Report on Corporate Governance
The Directors are of the opinion that, based on the results of the internal and external audits, the internal controls are operating
satisfactorily. The Directors are also satisfied that problems are identified on a timely basis and there is in place a process for
follow-up actions to be taken promptly to minimise unnecessary lapses. Nothing has come to the attention of the Directors
to indicate that any material breakdown in the controls has occurred during the year under review.
Based on the internal controls established and maintained by the Group, work performed by the internal and external auditors,
and reviews performed by Management, various Board Committees and the Board, the AC and the Board are of the opinion that
the Group’s internal controls, addressing financial, operational and compliance risks, were adequate as at 31 December 2012.
WHISTLEBLOWER POLICY
The Company has a whistle-blowing procedure in place for staff to raise matters of impropriety in confidence. The policy
aims to foster a workplace conducive to open communication regarding the Company’s business practices and to protect the
employees from unlawful retaliation and discrimination for the proper disclosing or reporting of illegal or unethical conduct
in good faith.
Complaints may be made to the designated officers by telephone, email or under confidential mail. All cases reported will
be investigated objectively and thoroughly and appropriate action will be taken where warranted. A summary of the reports
received, investigation results and subsequent actions taken will be reported to the AC on a quarterly basis. Under certain
circumstances, the AC will be informed, as soon as practicable, of a reported case.
INTERNAL AUDIT (PRINCIPLE 13)
The Company has an internal audit department that is independent of the activities it audits. For FY2012, the internal auditors
reported directly to the Chairman of the AC on audit matters and to the Executive Chairman on administrative matters.
In discharging its functions, the AC is provided with adequate resources, has full access to and co-operation of the Management
and the internal auditors, and has full discretion to invite any Director or executive officer to attend its meetings. All major
findings and recommendations are brought to the attention of the Board of Directors.

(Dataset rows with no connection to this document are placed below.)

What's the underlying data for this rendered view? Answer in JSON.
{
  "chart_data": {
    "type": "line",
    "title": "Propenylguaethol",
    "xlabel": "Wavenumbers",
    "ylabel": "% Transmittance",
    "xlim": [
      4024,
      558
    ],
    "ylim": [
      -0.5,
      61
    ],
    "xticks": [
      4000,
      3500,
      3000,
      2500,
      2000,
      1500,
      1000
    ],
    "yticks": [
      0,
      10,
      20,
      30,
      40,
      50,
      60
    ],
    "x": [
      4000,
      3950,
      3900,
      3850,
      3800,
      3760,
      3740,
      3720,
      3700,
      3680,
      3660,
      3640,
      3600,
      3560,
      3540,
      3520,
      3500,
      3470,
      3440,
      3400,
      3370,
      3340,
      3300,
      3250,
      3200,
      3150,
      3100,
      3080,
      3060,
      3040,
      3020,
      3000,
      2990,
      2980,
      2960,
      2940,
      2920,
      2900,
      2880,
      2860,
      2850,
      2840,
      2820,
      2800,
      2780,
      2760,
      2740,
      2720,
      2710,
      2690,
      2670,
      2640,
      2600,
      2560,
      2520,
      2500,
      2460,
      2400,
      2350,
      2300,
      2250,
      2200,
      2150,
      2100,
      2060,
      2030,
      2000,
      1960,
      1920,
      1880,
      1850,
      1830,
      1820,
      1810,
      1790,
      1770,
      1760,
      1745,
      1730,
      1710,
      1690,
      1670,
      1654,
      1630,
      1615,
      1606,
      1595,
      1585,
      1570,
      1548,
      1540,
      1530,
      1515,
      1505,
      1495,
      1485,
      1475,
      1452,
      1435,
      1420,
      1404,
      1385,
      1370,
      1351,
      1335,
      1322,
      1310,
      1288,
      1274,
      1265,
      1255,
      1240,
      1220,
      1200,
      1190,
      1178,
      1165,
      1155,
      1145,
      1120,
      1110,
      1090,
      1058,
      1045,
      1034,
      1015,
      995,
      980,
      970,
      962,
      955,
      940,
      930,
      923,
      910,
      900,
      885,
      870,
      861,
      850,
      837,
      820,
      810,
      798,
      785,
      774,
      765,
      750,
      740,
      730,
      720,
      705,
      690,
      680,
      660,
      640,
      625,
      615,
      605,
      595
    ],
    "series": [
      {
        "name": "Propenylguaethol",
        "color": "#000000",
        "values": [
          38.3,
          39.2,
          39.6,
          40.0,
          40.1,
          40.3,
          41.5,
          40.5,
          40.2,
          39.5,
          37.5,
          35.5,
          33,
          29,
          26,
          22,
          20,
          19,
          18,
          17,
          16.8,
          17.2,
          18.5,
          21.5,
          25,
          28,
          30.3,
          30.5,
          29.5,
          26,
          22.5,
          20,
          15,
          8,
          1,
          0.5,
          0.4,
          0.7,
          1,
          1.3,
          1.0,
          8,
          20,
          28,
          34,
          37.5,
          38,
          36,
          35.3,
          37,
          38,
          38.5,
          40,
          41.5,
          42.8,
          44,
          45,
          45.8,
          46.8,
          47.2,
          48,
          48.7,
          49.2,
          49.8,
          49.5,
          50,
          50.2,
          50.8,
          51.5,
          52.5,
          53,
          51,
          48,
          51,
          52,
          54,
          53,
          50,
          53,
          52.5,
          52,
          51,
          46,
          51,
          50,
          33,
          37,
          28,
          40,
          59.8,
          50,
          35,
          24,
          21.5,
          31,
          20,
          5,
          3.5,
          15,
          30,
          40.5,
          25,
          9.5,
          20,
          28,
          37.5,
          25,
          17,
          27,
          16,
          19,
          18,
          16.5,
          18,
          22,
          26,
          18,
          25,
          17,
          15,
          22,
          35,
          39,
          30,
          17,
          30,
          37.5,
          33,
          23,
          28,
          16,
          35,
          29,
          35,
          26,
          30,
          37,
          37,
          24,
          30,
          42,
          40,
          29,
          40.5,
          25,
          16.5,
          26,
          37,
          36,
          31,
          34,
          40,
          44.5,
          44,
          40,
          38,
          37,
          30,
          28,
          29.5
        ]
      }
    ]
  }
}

The AC reviews and approves the annual internal audit plans and ensures that the internal audit functions are adequately
resourced with competence, and has appropriate standing within the Group to carry out its duties effectively.
COMMUNICATION WITH SHAREHOLDERS (PRINCIPLE 14)
The Company takes a serious view of maintaining full and adequate disclosure, in a timely manner, of material events and
matters concerning its businesses through SGXNET, public announcements, press releases, circulars to shareholders and
Annual Reports.
In addition, shareholders and the public can access information pertaining to the Company’s businesses, media releases and
other corporate information via its website. The Company’s Corporate Affairs and Communications department also facilitates
effective and unbiased communications with shareholders, analysts, fund managers and the media.